Can you guys help me modify this script please?


Use this script:

on run {}
end run

on CleanupDuplicates()
    script o
        property thePubs : {}
    end script
    tell document 1 of application "BibDesk"
        -- get all publications sorted by Title (same titles are sorted by Date-Modified, descending)
        set o's thePubs to (sort (get publications) by "Title" subsort by "Date-Modified" without ascending)
        set tc to count o's thePubs
        set i to 1

        repeat while i < tc
            set theTitle to title of item i of o's thePubs
            repeat with j from (i + 1) to tc -- check the next title
                considering case --  match the case, *** remove this if you want to ignore the case
                    if (title of item j of o's thePubs) is not theTitle then exit repeat ---  not the same title, so exit this loop ---
                end considering

                delete item j of o's thePubs --- the title is the same, so remove this publication (a duplicate, oldest modification date) ---
            end repeat
            set i to j
        end repeat
    end tell
end CleanupDuplicates


Caveat: some publications have no modification date.

To sort publications by modification date properly, you need to define the Date-Modified field on publications that have not been modified.

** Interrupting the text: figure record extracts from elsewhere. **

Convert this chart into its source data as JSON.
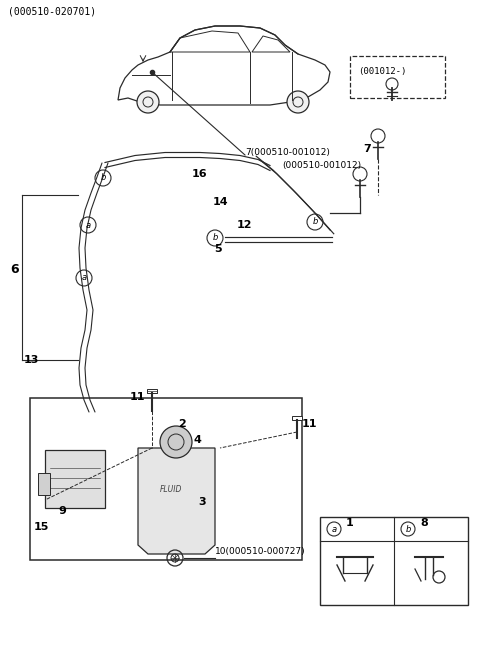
{
  "background_color": "#ffffff",
  "line_color": "#2a2a2a",
  "text_color": "#000000",
  "fig_width": 4.8,
  "fig_height": 6.55,
  "dpi": 100,
  "labels": {
    "header": "(000510-020701)",
    "ref_001012": "(001012-)",
    "ref_000510_001012_top": "7(000510-001012)",
    "ref_000510_001012_bot": "(000510-001012)",
    "num_7_right": "7",
    "num_6": "6",
    "num_13": "13",
    "num_16": "16",
    "num_14": "14",
    "num_12": "12",
    "num_5": "5",
    "num_11_top": "11",
    "num_11_mid": "11",
    "num_2": "2",
    "num_4": "4",
    "num_3": "3",
    "num_15": "15",
    "num_9": "9",
    "num_10": "10(000510-000727)",
    "legend_a_num": "1",
    "legend_b_num": "8"
  }
}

An AppleScript can't change the date property of a publication in BibDesk because these dates are read-only.

Here's a solution:

  1. Close the document in BibDesk.
  2. Open the ".bib" file in the "TextWrangler" application.
  3. Run this script:


-- This script add the modification date on publications that have no "Date-Modified", the date will be that of the "Date-Added".
-- so, open a ".bib" file in "TextWrangler", and run this script
tell application "TextWrangler"
    tell text document 1
        select line 1 -- to start the search at the beginning of the document

        repeat -- until not found
            -- search "Date-Added" + (a blank line or the end of the document)
            set r to find "(?s)^\\tDate-Added = {.+?(^$|\\z)" searching in it options {search mode:grep, wrap around:false} with selecting match
            if found of r then
                if "Date-Modified = {" is not in (found text of r) then -- the Date-Modified field is not in this publication
                    set x to startLine of found object of r
                    set t to text 12 thru -1 of (get contents of line x) -- get the value of the Date-Added field --> " = {2016.09.10 03:34}," as example
                    add suffix (line x) suffix "\\n\\tDate-Modified" & t -- append (a line break + a tab + "Date-Modified" + the value of the Date-Added) to this line
                end if
                exit repeat -- no found or end of the document
            end if
        end repeat
    end tell
end tell
  1. From TextWrangler, Save or "Save as..." and close the document.
  2. Open the ".bib" file in BibDesk.